I managed to muster up the energy to go to work Thursday and though it was a challenge to be cheerful and casual not to mention act silly and chatty I somehow made it through. I went straight home, changed into my shorts and tank top and went for a run. By the time I got back I was feeling a little better. I saw the Jeep in the driveway as I jogged up to the door. Chris pushed himself away from the side of the car and smiled.
“You weren’t answering your phone again today.” He said with a grin. I pulled my keys out of my arm band and unlocked the front door. Chris followed me inside.
“I was at work until about an hour ago, then I was running.” I said as I headed straight to the kitchen for some water. I guzzled down two full glasses before turning to him. “You could have called me at the station.” He shook his head.
“I don’t know the number.” He said.
“If you listen to the station you will hear it, it’s given out like every few minutes.” He shrugged.
“I had filming today, I couldn’t listen. I’m sorry.” He moved closer to me and I held my hand up to him.
“No, don’t come closer.” He stopped in his tracks, his eyes opened wide, cautious. I smiled. “I smell like b.o. and I’m totally sweaty.” He laughed and backed up a few steps.
“Gotcha.” He said and winked at me. “I was wondering if you would like to have something to eat with me.” I sighed, and as if on cue my belly growled. I hadn’t eaten much in the last few days and thought perhaps I’d better have something.

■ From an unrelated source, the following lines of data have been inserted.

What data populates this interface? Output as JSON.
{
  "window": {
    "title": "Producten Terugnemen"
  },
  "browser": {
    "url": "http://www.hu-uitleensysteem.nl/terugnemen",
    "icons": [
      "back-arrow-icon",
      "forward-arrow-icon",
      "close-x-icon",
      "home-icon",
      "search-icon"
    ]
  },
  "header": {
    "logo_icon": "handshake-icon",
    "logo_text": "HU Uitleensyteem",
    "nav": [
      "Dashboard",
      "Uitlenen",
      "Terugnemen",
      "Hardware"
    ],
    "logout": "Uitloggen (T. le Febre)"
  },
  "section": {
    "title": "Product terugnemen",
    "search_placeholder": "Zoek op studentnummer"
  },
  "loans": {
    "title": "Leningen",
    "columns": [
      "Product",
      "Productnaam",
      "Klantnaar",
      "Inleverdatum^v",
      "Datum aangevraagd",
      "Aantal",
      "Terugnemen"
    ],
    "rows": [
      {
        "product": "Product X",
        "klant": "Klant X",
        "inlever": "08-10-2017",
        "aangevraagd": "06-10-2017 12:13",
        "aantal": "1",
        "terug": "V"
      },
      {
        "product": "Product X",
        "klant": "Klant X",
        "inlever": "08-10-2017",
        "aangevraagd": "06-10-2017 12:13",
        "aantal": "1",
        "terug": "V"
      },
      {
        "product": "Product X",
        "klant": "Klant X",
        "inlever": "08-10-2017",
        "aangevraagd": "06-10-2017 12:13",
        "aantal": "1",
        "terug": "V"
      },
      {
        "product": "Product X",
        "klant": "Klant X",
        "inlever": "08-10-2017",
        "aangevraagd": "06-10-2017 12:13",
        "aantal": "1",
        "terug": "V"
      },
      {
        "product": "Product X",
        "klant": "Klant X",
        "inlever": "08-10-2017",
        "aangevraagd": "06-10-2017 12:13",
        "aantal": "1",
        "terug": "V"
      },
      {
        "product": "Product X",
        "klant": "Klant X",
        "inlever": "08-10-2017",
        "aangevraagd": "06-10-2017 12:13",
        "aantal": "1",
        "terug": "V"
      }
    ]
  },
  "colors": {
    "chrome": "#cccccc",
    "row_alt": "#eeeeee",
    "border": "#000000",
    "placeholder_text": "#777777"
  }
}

“Yeah, I would love to but you have to wait for me to get cleaned up.” He nodded.
“Fair enough. I doubt they’d let us in with you looking like that anyway.” I giggled and smacked him in the chest.
“Stay right here, I’m going to get changed.” I left him there, leaning against the counter, smiling like the Cheshire Cat.

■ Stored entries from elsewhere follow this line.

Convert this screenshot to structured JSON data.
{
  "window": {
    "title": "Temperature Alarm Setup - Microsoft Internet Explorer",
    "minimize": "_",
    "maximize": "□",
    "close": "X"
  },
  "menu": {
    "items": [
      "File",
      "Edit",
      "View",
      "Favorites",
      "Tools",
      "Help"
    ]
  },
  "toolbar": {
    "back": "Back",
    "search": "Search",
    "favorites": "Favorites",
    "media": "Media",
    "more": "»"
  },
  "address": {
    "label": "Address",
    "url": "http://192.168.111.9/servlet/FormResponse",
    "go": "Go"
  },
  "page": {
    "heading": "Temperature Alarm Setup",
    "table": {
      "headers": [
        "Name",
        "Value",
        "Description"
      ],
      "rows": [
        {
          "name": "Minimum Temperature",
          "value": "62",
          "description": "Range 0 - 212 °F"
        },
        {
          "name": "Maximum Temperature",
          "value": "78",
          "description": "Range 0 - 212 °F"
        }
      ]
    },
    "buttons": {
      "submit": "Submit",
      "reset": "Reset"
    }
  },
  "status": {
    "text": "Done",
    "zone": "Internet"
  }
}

We had a great dinner together and then he drove me home. He dropped me off and walked me to the door. I began to suspect that he was going to try to put the moves on me but he was a perfect gentleman as he embraced me lightly then waited by the Jeep as I let myself into the house and locked the door behind me. I watched out the window as he got behind the wheel and drove away. I saw that I had messages and pressed the play button timidly knowing what was coming. Dan, Josh, Josh, Josh, Josh … hang up, hang up, hang up. I sighed and erased them all. Before crawling into bed for the night I swallowed a Tylenol PM. I lay on my back for a while then rolled over and buried my face into the sheets. I could smell him, where his body had lain and I felt the sharp ache of loss. Once again I cried myself to sleep.